= Llywelyn ap Maredudd =

Welsh prince and Lord of Meirionnydd

Llywelyn ap Maredudd (died 1263) was a minor Welsh prince of the House of Gwynedd who was the last vassal Lord of Meirionydd. He lived during the mid 13th century. He was the son of Maredudd ap Llywelyn ap Maredudd ap Cynan and was a direct descendant of Owain Gwynedd through his son Prince Cynan, Lord of Meirionydd.

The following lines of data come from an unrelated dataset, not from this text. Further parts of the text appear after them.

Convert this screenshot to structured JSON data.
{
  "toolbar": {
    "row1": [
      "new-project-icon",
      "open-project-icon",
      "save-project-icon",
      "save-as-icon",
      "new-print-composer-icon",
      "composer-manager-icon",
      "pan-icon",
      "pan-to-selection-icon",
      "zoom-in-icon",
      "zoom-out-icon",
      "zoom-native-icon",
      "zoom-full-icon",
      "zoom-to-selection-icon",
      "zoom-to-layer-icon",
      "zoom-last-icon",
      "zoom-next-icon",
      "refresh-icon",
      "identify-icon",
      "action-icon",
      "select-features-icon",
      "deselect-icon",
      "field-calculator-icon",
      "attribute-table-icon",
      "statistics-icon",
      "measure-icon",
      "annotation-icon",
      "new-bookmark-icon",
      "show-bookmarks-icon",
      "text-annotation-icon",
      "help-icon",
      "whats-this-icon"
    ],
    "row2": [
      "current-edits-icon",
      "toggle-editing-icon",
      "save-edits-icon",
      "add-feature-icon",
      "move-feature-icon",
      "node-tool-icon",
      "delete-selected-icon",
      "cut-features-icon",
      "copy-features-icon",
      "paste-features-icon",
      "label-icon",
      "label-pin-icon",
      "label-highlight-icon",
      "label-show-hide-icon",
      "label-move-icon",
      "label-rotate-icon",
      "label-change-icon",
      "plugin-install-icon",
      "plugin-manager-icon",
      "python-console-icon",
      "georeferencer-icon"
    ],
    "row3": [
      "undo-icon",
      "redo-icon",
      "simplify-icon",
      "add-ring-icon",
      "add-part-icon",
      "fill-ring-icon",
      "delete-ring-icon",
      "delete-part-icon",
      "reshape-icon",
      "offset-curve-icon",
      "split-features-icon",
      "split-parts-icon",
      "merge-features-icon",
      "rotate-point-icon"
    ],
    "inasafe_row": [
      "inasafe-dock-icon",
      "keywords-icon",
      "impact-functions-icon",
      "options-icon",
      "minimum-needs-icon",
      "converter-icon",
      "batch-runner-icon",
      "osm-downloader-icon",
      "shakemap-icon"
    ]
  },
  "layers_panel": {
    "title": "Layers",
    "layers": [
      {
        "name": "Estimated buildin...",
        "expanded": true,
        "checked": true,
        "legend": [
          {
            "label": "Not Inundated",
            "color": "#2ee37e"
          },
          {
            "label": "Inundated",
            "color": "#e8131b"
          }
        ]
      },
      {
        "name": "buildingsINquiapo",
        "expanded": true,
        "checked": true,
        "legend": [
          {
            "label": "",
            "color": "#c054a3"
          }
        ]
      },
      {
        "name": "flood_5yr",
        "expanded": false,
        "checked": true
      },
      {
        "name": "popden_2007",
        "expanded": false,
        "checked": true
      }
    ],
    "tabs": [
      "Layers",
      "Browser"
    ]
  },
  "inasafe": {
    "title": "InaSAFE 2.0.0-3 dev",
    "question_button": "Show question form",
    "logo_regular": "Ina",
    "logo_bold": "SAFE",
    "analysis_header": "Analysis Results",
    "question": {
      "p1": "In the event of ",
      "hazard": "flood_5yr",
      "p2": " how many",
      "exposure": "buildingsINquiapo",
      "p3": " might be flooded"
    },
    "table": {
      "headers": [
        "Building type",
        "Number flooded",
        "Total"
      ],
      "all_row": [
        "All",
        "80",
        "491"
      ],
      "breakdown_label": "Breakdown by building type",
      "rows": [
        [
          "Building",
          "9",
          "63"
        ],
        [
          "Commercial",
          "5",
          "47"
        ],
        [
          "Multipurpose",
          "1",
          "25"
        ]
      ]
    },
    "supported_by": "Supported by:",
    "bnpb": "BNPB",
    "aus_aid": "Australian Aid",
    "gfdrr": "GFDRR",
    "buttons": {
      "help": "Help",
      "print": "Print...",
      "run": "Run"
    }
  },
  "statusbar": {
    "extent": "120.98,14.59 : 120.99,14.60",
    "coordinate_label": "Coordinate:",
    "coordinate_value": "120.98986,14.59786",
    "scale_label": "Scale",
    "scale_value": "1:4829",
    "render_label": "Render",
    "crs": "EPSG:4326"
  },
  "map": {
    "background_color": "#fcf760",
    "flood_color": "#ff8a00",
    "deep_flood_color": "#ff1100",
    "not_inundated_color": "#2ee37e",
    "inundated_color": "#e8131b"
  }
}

Llywelyn sided with Owain and Dafydd Gwynedd against their brother Llywelyn II in the battle of Bryn Derwin in 1255. After their defeat he went into exile in England until June 1262 when he reconciled with the Prince of Wales. He died the next year on 27 April fighting against the English Marcher Lords. Llywelyn ap Maredudd was a distant cousin and contemporary of Llywelyn ap Gruffudd the last native Prince of Wales and is known to have had the following sons;

- Madog ap Llywelyn ap Maredudd
- Dafydd ap Llywelyn ap Maredudd
- Llywelyn ap Llywelyn ap Maredudd
- Maredudd ap Llywelyn ap Maredudd

His eldest son, Madog, led an uprising against English occupation between 1294-1295. He was survived by two sons whose fates are unknown.